Serial killer describes killing cellmate

A convicted serial killer who murdered his cellmate says part of the blame for the killing rests with the federal corrections system for moving him out of a high-security prison.
Convicted serial killer Michael Wayne McGray admitted to killing his cellmate in November 2010. (Andrew Vaughan/Canadian Press)

A convicted serial killer who methodically strangled a fellow inmate to death in their shared cell has placed blame on the federal corrections system for transferring him out of a higher-security prison.

During a police interview played at a coroner's inquest Monday, Michael McGray, 45, described in vivid detail how he planned and then killed 33-year-old Jeremy Phillips in an Agassiz, B.C., prison in November 2010 as part of a fake hostage-taking scenario.

"I don't know why they made the mistake of putting me here. I'm not a 'medium' inmate," McGray told a pair of homicide investigators the day after the crime.

'I had a hiatus for 15 years and I just couldn't hold back any more.' Michael McGray on his impulse to kill Jeremy Phillips

"We didn't have a beef ... This was all about me, it wasn't about him."

McGray was a six-time convicted serial killer from Eastern Canada who initially was held in a super-maximum security prison in Quebec. He was later transferred to the Kent high-security prison in B.C., and then just before the murder, was moved to Mountain Institution, which is classified as medium-security.

The inquest was called because B.C.'s chief coroner wanted the "issues raised surrounding the safety of inmates in the prison system" to be explored.

The jury of three men and two women is tasked with making recommendations to prevent similar deaths in the future.

McGray pleaded guilty to first-degree murder a year after he killed Phillips and was given another life sentence. Phillips had been serving time for aggravated assault.

In the interview, McGray expressed resignation to the homicide investigators, noting he hadn't killed anyone in years.

"It's a mental health issue," he said. "I had a hiatus for 15 years and I just couldn't hold back any more."

'I'm a serial killer'

McGray went on to eagerly outline the steps he took to gain the trust of his new, junior cellmate as though he were telling a story.

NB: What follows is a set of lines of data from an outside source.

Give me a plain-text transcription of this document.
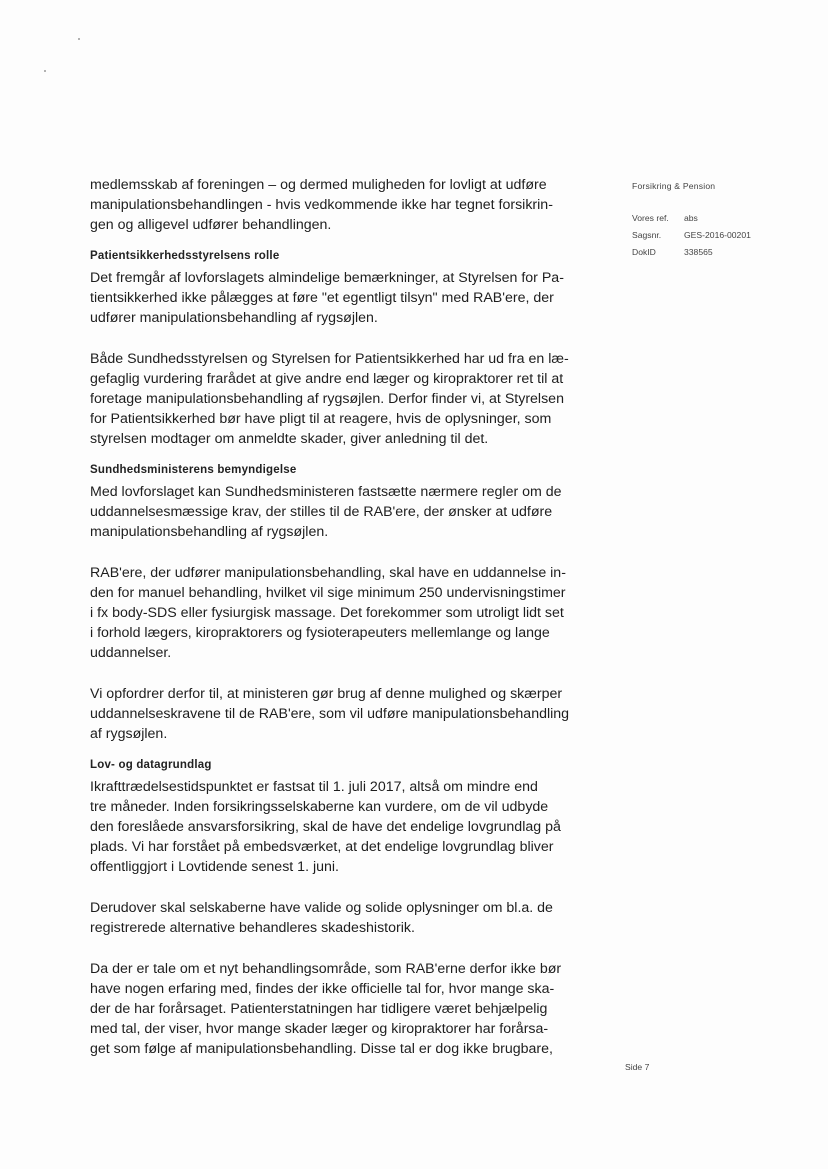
medlemsskab af foreningen – og dermed muligheden for lovligt at udføre
manipulationsbehandlingen - hvis vedkommende ikke har tegnet forsikrin-
gen og alligevel udfører behandlingen.
Patientsikkerhedsstyrelsens rolle
Det fremgår af lovforslagets almindelige bemærkninger, at Styrelsen for Pa-
tientsikkerhed ikke pålægges at føre "et egentligt tilsyn" med RAB'ere, der
udfører manipulationsbehandling af rygsøjlen.
Både Sundhedsstyrelsen og Styrelsen for Patientsikkerhed har ud fra en læ-
gefaglig vurdering frarådet at give andre end læger og kiropraktorer ret til at
foretage manipulationsbehandling af rygsøjlen. Derfor finder vi, at Styrelsen
for Patientsikkerhed bør have pligt til at reagere, hvis de oplysninger, som
styrelsen modtager om anmeldte skader, giver anledning til det.
Sundhedsministerens bemyndigelse
Med lovforslaget kan Sundhedsministeren fastsætte nærmere regler om de
uddannelsesmæssige krav, der stilles til de RAB'ere, der ønsker at udføre
manipulationsbehandling af rygsøjlen.
RAB'ere, der udfører manipulationsbehandling, skal have en uddannelse in-
den for manuel behandling, hvilket vil sige minimum 250 undervisningstimer
i fx body-SDS eller fysiurgisk massage. Det forekommer som utroligt lidt set
i forhold lægers, kiropraktorers og fysioterapeuters mellemlange og lange
uddannelser.
Vi opfordrer derfor til, at ministeren gør brug af denne mulighed og skærper
uddannelseskravene til de RAB'ere, som vil udføre manipulationsbehandling
af rygsøjlen.
Lov- og datagrundlag
Ikrafttrædelsestidspunktet er fastsat til 1. juli 2017, altså om mindre end
tre måneder. Inden forsikringsselskaberne kan vurdere, om de vil udbyde
den foreslåede ansvarsforsikring, skal de have det endelige lovgrundlag på
plads. Vi har forstået på embedsværket, at det endelige lovgrundlag bliver
offentliggjort i Lovtidende senest 1. juni.
Derudover skal selskaberne have valide og solide oplysninger om bl.a. de
registrerede alternative behandleres skadeshistorik.
Da der er tale om et nyt behandlingsområde, som RAB'erne derfor ikke bør
have nogen erfaring med, findes der ikke officielle tal for, hvor mange ska-
der de har forårsaget. Patienterstatningen har tidligere været behjælpelig
med tal, der viser, hvor mange skader læger og kiropraktorer har forårsa-
get som følge af manipulationsbehandling. Disse tal er dog ikke brugbare,
Forsikring & Pension
Vores ref.	abs
Sagsnr.	GES-2016-00201
DokID	338565
Side 7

"I'm a sociopath, I'm a serial killer," said the large, muscular man, repeatedly telling the officers it's only a matter of time until he kills again.

"I've never been offered any help," he added. "I've never been able to address it, it's an endless, vicious cycle."

The plot to release his pent-up urges flashed into his head after he had bunked with Phillips for only a few days, McGray said. The younger man had been dreaming up scenarios to be sent to the hospital's medical infirmary, and he proposed the notorious killer tie him up with bedsheets.

He tightly bound and gagged the willing man, then strangled him for about five minutes, he said. He punched him once in the head, he said, to check to see if his victim was dead.

No guards, located not far from their closed-door cell, came to investigate.

McGray said he flushed some evidence and lay next to the body, which he had covered to make it appear the man was sleeping, for the rest of the night.

The killer said he finally pushed a panic button in the cell to alert prison staff the man was dead, at first telling them he found Phillips that way after the night.

The inquest also heard from the Corrections officer within Mountain Institution who made the decision to pair McGray and Phillips as cellmates.

Richard Woods, who had been on the job about 1.5 years at the time, said his role was to ensure compatibility.

"I never saw any kind of behaviour I was concerned about," Woods said of McGray, noting he had read the man's profile.

A pathologist who conducted the autopsy told the inquest his findings were not conclusive.

He found minor bruising on the face and a mark on Phillips' neck, but did not find any "truly major trauma" or evidence natural disease or drugs killed the man.